Ken Weiner: Yes, it’s definitely a factor. Low latency is very important to any advertising, because a user’s attention is fleeting. If the ad isn’t served really close in time to when the image appears, it may never be seen. So we must select and show ads to users in as little time as possible. GumGum also participates in real-time bidding integrations with other companies, where we have only milliseconds to make decisions and to figure out what ad we’ll serve.
PwC: What was the challenge GumGum faced that caused you to move to a NoSQL database such as Cassandra?
Vaibhav Puranik: In 2013, we were using another NoSQL database called HBase. HBase uses the Hadoop Distributed File System [HDFS] and ZooKeeper. HBase runs multiple processes on a node [region server], so whenever there was a problem, we didn’t know whether the HBase processes, the Hadoop processes, or something else caused the problem. To maintain HBase, you must maintain three or four pieces of software together, whereas with Cassandra, we have just one simple process running on every single node.
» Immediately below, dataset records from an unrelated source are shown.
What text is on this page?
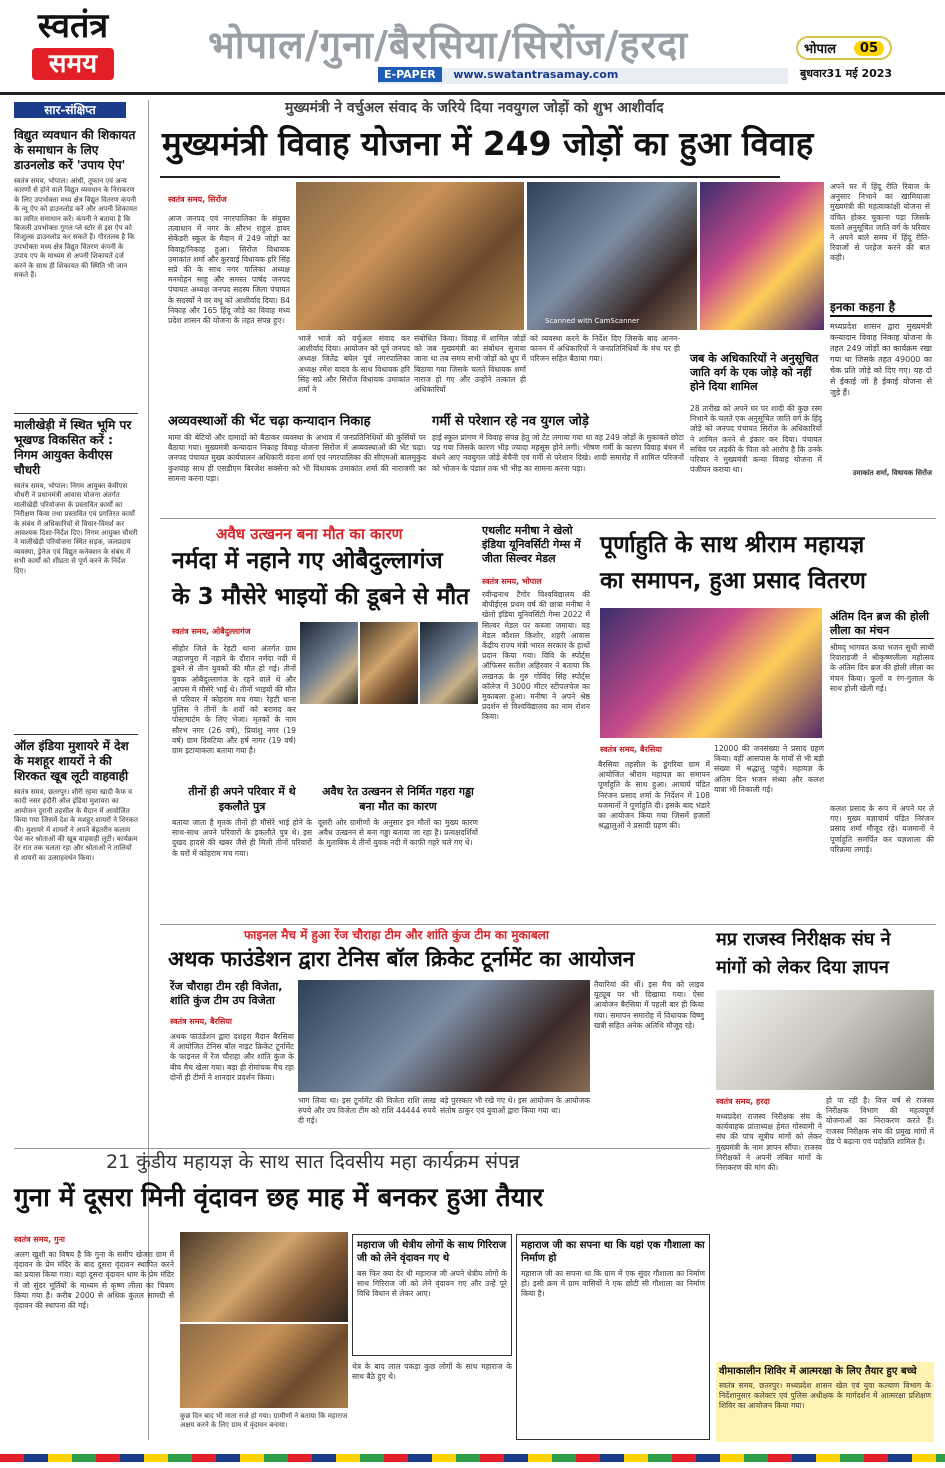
स्वतंत्र
समय	भोपाल/गुना/बैरसिया/सिरोंज/हरदा
E-PAPER www.swatantrasamay.com
भोपाल	05
बुधवार31 मई 2023
सार-संक्षिप्त
विद्युत व्यवधान की शिकायत के समाधान के लिए डाउनलोड करें 'उपाय ऐप'
स्वतंत्र समय, भोपाल। आंधी, तूफान एवं अन्य कारणों से होने वाले विद्युत व्यवधान के निराकरण के लिए उपभोक्ता मध्य क्षेत्र विद्युत वितरण कंपनी के न्यू ऐप को डाउनलोड करें और अपनी शिकायत का त्वरित समाधान करें। कंपनी ने बताया है कि बिजली उपभोक्ता गूगल प्ले स्टोर से इस ऐप को निःशुल्क डाउनलोड कर सकते हैं। गौरतलब है कि उपभोक्ता मध्य क्षेत्र विद्युत वितरण कंपनी के उपाय एप के माध्यम से अपनी शिकायतें दर्ज करने के साथ ही शिकायत की स्थिति भी जान सकते हैं।
मालीखेड़ी में स्थित भूमि पर भूखण्ड विकसित करें : निगम आयुक्त केवीएस चौधरी
स्वतंत्र समय, भोपाल। निगम आयुक्त केवीएस चौधरी ने प्रधानमंत्री आवास योजना अंतर्गत मालीखेड़ी परियोजना के प्रस्तावित कार्यों का निरीक्षण किया तथा प्रस्तावित एवं प्रगतिरत कार्यों के संबंध में अधिकारियों से विचार-विमर्श कर आवश्यक दिशा-निर्देश दिए। निगम आयुक्त चौधरी ने मालीखेड़ी परियोजना स्थित सड़क, जलप्रदाय व्यवस्था, ड्रेनेज एवं विद्युत कनेक्शन के संबंध में सभी कार्यों को शीघ्रता से पूर्ण करने के निर्देश दिए।
ऑल इंडिया मुशायरे में देश के मशहूर शायरों ने की शिरकत खूब लूटी वाहवाही
स्वतंत्र समय, छतरपुर। शीरी रहमा खादी कैफ व कादी नसर इंदौरी ऑल इंडिया मुशायरा का आयोजन दुरानी तहसील के मैदान में आयोजित किया गया जिसमें देश के मशहूर शायरों ने शिरकत की। मुशायरे में शायरों ने अपने बेहतरीन कलाम पेश कर श्रोताओं की खूब वाहवाही लूटी। कार्यक्रम देर रात तक चलता रहा और श्रोताओं ने तालियों से शायरों का उत्साहवर्धन किया।
मुख्यमंत्री ने वर्चुअल संवाद के जरिये दिया नवयुगल जोड़ों को शुभ आशीर्वाद
मुख्यमंत्री विवाह योजना में 249 जोड़ों का हुआ विवाह
स्वतंत्र समय, सिरोंज
आज जनपद एवं नगरपालिका के संयुक्त तत्वाधान में नगर के सौरभ राहुल हायर सेकेंडरी स्कूल के मैदान में 249 जोड़ों का विवाह/निकाह हुआ। सिरोंज विधायक उमाकांत शर्मा और कुरवाई विधायक हरि सिंह सप्रे की के साथ नगर पालिका अध्यक्ष मनमोहन साहू और समस्त पार्षद जनपद पंचायत अध्यक्ष जनपद सदस्य जिला पंचायत के सदस्यों ने वर वधू को आशीर्वाद दिया। 84 निकाह और 165 हिंदू जोड़े का विवाह मध्य प्रदेश शासन की योजना के तहत संपन्न हुए।	Scanned with CamScanner
भाजे भाजे को वर्चुअल संवाद कर आशीर्वाद दिया। आयोजन को पूर्व जनपद अध्यक्ष जितेंद्र बघेल पूर्व नगरपालिका अध्यक्ष रमेश यादव के साथ विधायक हरि सिंह सप्रे और सिरोंज विधायक उमाकांत शर्मा ने
संबोधित किया। विवाह में शामिल जोड़ों को जब मुख्यमंत्री का संबोधन सुनाया जाना था तब समय सभी जोड़ों को धूप में बिठाया गया जिसके चलते विधायक शर्मा नाराज हो गए और उन्होंने तत्काल ही अधिकारियों
को व्यवस्था करने के निर्देश दिए जिसके बाद आनन-फानन में अधिकारियों ने जनप्रतिनिधियों के मंच पर ही परिजन सहित बैठाया गया।
अपने घर में हिंदू रीति रिवाज के अनुसार निभाने का खामियाजा मुख्यमंत्री की महत्वाकांक्षी योजना से वंचित होकर चुकाना पड़ा जिसके चलते अनुसूचित जाति वर्ग के परिवार ने अपने बाले समय में हिंदू रीति-रिवाजों से परहेज करने की बात कही।
अव्यवस्थाओं की भेंट चढ़ा कन्यादान निकाह
मामा की बेटियों और दामादों को बैठाकर व्यवस्था के अभाव में जनप्रतिनिधियों की कुर्सियों पर बैठाया गया। मुख्यमंत्री कन्यादान निकाह विवाह योजना सिरोंज में अव्यवस्थाओं की भेंट चढ़ा। जनपद पंचायत मुख्य कार्यपालन अधिकारी वंदना शर्मा एवं नगरपालिका की सीएमओ बालमुकुंद कुशवाह साथ ही एसडीएम बिरजेश सक्सेना को भी विधायक उमाकांत शर्मा की नाराजगी का सामना करना पड़ा।
गर्मी से परेशान रहे नव युगल जोड़े
हाई स्कूल प्रांगण में विवाह संपन्न हेतु जो टेंट लगाया गया था वह 249 जोड़ों के मुकाबले छोटा पड़ गया जिसके कारण भीड़ ज्यादा महसूस होने लगी। भीषण गर्मी के कारण विवाह बंधन में बंधने आए नवयुगल जोड़े बेचैनी एवं गर्मी से परेशान दिखे। शादी समारोह में शामिल परिजनों को भोजन के पंडाल तक भी भीड़ का सामना करना पड़ा।
जब के अधिकारियों ने अनुसूचित जाति वर्ग के एक जोड़े को नहीं होने दिया शामिल
28 तारीख को अपने घर पर शादी की कुछ रस्म निभाने के चलते एक अनुसूचित जाति वर्ग के हिंदू जोड़े को जनपद पंचायत सिरोंज के अधिकारियों ने शामिल करने से इंकार कर दिया। पंचायत सचिव पर लड़की के पिता को आरोप है कि उनके परिवार ने मुख्यमंत्री कन्या विवाह योजना में पंजीयन कराया था।
इनका कहना है
मध्यप्रदेश शासन द्वारा मुख्यमंत्री कन्यादान विवाह निकाह योजना के तहत 249 जोड़ों का कार्यक्रम रखा गया था जिसके तहत 49000 का चेक प्रति जोड़े को दिए गए। यह दो से ईकाई जो है ईकाई योजना से जुड़े हैं।
उमाकांत शर्मा, विधायक सिरोंज
अवैध उत्खनन बना मौत का कारण
नर्मदा में नहाने गए ओबैदुल्लागंज
के 3 मौसेरे भाइयों की डूबने से मौत
स्वतंत्र समय, ओबैदुल्लागंज
सीहोर जिले के रेहटी थाना अंतर्गत ग्राम जहाजपुरा में नहाने के दौरान नर्मदा नदी में डूबने से तीन युवकों की मौत हो गई। तीनों युवक ओबैदुल्लागंज के रहने वाले थे और आपस में मौसेरे भाई थे। तीनों भाइयों की मौत से परिवार में कोहराम मच गया। रेहटी थाना पुलिस ने तीनों के शवों को बरामद कर पोस्टमार्टम के लिए भेजा। मृतकों के नाम सौरभ नगर (26 वर्ष), प्रियांशु नगर (19 वर्ष) ग्राम दिवटिया और हर्ष नागर (19 वर्ष) ग्राम इटायाकला बताया गया है।
तीनों ही अपने परिवार में थे इकलौते पुत्र
बताया जाता है मृतक तीनों ही मौसेरे भाई होने के साथ-साथ अपने परिवारों के इकलौते पुत्र थे। इस दुखद हादसे की खबर जैसे ही मिली तीनों परिवारों के घरों में कोहराम मच गया।
अवैध रेत उत्खनन से निर्मित गहरा गड्ढा बना मौत का कारण
दूसरी ओर ग्रामीणों के अनुसार इन मौतों का मुख्य कारण अवैध उत्खनन से बना गड्ढा बताया जा रहा है। प्रत्यक्षदर्शियों के मुताबिक ये तीनों युवक नदी में काफी गहरे चले गए थे।
एथलीट मनीषा ने खेलो इंडिया यूनिवर्सिटी गेम्स में जीता सिल्वर मेडल
स्वतंत्र समय, भोपाल
रवीन्द्रनाथ टैगोर विश्वविद्यालय की बीपीईएस प्रथम वर्ष की छात्रा मनीषा ने खेलो इंडिया यूनिवर्सिटी गेम्स 2022 में सिल्वर मेडल पर कब्जा जमाया। यह मेडल कौशल किशोर, शहरी आवास केंद्रीय राज्य मंत्री भारत सरकार के हाथों प्रदान किया गया। विवि के स्पोर्ट्स ऑफिसर सतीश अहिरवार ने बताया कि लखनऊ के गुरु गोविंद सिंह स्पोर्ट्स कॉलेज में 3000 मीटर स्टीपलचेज का मुकाबला हुआ। मनीषा ने अपने श्रेष्ठ प्रदर्शन से विश्वविद्यालय का नाम रोशन किया।
पूर्णाहुति के साथ श्रीराम महायज्ञ
का समापन, हुआ प्रसाद वितरण
स्वतंत्र समय, बैरसिया
बैरसिया तहसील के डूंगरिया ग्राम में आयोजित श्रीराम महायज्ञ का समापन पूर्णाहुति के साथ हुआ। आचार्य पंडित निरंजन प्रसाद शर्मा के निर्देशन में 108 यजमानों ने पूर्णाहुति दी। इसके बाद भंडारे का आयोजन किया गया जिसमें हजारों श्रद्धालुओं ने प्रसादी ग्रहण की।
12000 की जनसंख्या ने प्रसाद ग्रहण किया। वहीं आसपास के गांवों से भी बड़ी संख्या में श्रद्धालु पहुंचे। महायज्ञ के अंतिम दिन भजन संध्या और कलश यात्रा भी निकाली गई।
अंतिम दिन ब्रज की होली लीला का मंचन
श्रीमद् भागवत कथा भजन सुधी साथी रिवाराडजी ने श्रीकृष्णलीला महोत्सव के अंतिम दिन ब्रज की होली लीला का मंचन किया। फूलों व रंग-गुलाल के साथ होली खेली गई।
कलश प्रसाद के रूप में अपने घर ले गए। मुख्य यज्ञाचार्य पंडित निरंजन प्रसाद शर्मा मौजूद रहे। यजमानों ने पूर्णाहुति समर्पित कर यज्ञशाला की परिक्रमा लगाई।
फाइनल मैच में हुआ रेंज चौराहा टीम और शांति कुंज टीम का मुकाबला
अथक फाउंडेशन द्वारा टेनिस बॉल क्रिकेट टूर्नामेंट का आयोजन
रेंज चौराहा टीम रही विजेता, शांति कुंज टीम उप विजेता
स्वतंत्र समय, बैरसिया
अथक फाउंडेशन द्वारा दशहरा मैदान बैरसिया में आयोजित टेनिस बॉल नाइट क्रिकेट टूर्नामेंट के फाइनल में रेंज चौराहा और शांति कुंज के बीच मैच खेला गया। बड़ा ही रोमांचक मैच रहा दोनों ही टीमों ने शानदार प्रदर्शन किया।
भाग लिया था। इस टूर्नामेंट की विजेता राशि लाख रुपये और उप विजेता टीम को राशि 44444 रुपये दी गई।
बड़े पुरस्कार भी रखे गए थे। इस आयोजन के आयोजक संतोष ठाकुर एवं युवाओं द्वारा किया गया था।
तैयारियां की थीं। इस मैच को लाइव यूट्यूब पर भी दिखाया गया। ऐसा आयोजन बैरसिया में पहली बार ही किया गया। समापन समारोह में विधायक विष्णु खत्री सहित अनेक अतिथि मौजूद रहे।
मप्र राजस्व निरीक्षक संघ ने
मांगों को लेकर दिया ज्ञापन
स्वतंत्र समय, हरदा
मध्यप्रदेश राजस्व निरीक्षक संघ के कार्यवाहक प्रांताध्यक्ष हेमंत गोस्वामी ने संघ की पांच सूत्रीय मांगों को लेकर मुख्यमंत्री के नाम ज्ञापन सौंपा। राजस्व निरीक्षकों ने अपनी लंबित मांगों के निराकरण की मांग की।
हो पा रही है। वित्त वर्ष से राजस्व निरीक्षक विभाग की महत्वपूर्ण योजनाओं का निराकरण करते हैं। राजस्व निरीक्षक संघ की प्रमुख मांगों में ग्रेड पे बढ़ाना एवं पदोन्नति शामिल है।
21 कुंडीय महायज्ञ के साथ सात दिवसीय महा कार्यक्रम संपन्न
गुना में दूसरा मिनी वृंदावन छह माह में बनकर हुआ तैयार
स्वतंत्र समय, गुना
अलग खुशी का विषय है कि गुना के समीप खेजरा ग्राम में वृंदावन के प्रेम मंदिर के बाद दूसरा वृंदावन स्थापित करने का प्रयास किया गया। यहां दूसरा वृंदावन धाम के प्रेम मंदिर में जो सुंदर मूर्तियों के माध्यम से कृष्ण लीला का चित्रण किया गया है। करीब 2000 से अधिक कुंतल सामग्री से वृंदावन की स्थापना की गई।
कुछ दिन बाद भी माता राजे हो गया। ग्रामीणों ने बताया कि महाराज अक्षय करने के लिए ग्राम में वृंदावन बनाया।
महाराज जी थेत्रीय लोगों के साथ गिरिराज जी को लेने वृंदावन गए थे
बस फिर क्या देर थी महाराज जी अपने थेत्रीय लोगों के साथ गिरिराज जी को लेने वृंदावन गए और उन्हें पूरे विधि विधान से लेकर आए।
थेत्र के बाद लाल पकड़ा कुछ लोगों के साथ महाराज के साथ बैठे हुए थे।
महाराज जी का सपना था कि यहां एक गौशाला का निर्माण हो
महाराज जी का सपना था कि ग्राम में एक सुंदर गौशाला का निर्माण हो। इसी क्रम में ग्राम वासियों ने एक छोटी सी गौशाला का निर्माण किया है।
वीमाकालीन शिविर में आत्मरक्षा के लिए तैयार हुए बच्चे
स्वतंत्र समय, छतरपुर। मध्यप्रदेश शासन खेल एवं युवा कल्याण विभाग के निर्देशानुसार कलेक्टर एवं पुलिस अधीक्षक के मार्गदर्शन में आत्मरक्षा प्रशिक्षण शिविर का आयोजन किया गया।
PwC: How do you query the data in Cassandra?
Vaibhav Puranik: We have apps that would query the data programmatically. For ad hoc purposes, we use a tool called Presto, which allows us to write SQL [structured query language] queries.
PwC: Are you also looking at in-memory databases?
Vaibhav Puranik: One other thing we are looking into is how we could use Apache Spark in conjunction with Cassandra. Spark would allow ad hoc querying on top of Cassandra. Spark can load Cassandra data into memory and then execute really, really fast queries on top of it. Because Spark can work in memory, it can perform 100 times faster. Spark can also provide a query processing engine for Cassandra.
PwC: Does Cassandra come with an in-memory capability to begin with?
Vaibhav Puranik: Cassandra does come with in-memory capability in its enterprise version. Unfortunately, we are not using that enterprise version right now, but rather the Apache license version of Cassandra. I know people who are using the enterprise version, and they’re pretty happy with it.
PwC: If you went back in time 10 years and you didn’t have access to these NoSQL options, what would you have done? How dependent are you on the new big data technologies just to execute your business models?
Ken Weiner: I think it might have been possible to do 10 years ago, but it wasn’t as cost-effective. There were solutions back then for big, vertically powered databases, and you could get a really powerful, expensive, single machine. But beyond a certain point, I’m not sure exactly how that would have worked out.
Vaibhav Puranik: The reason data is growing so fast is that you can store it and process it in cheaper ways. Ten years ago, most companies would not process that much data because the cost of processing that data was too high. And now they are processing much more data, because they can do it less expensively.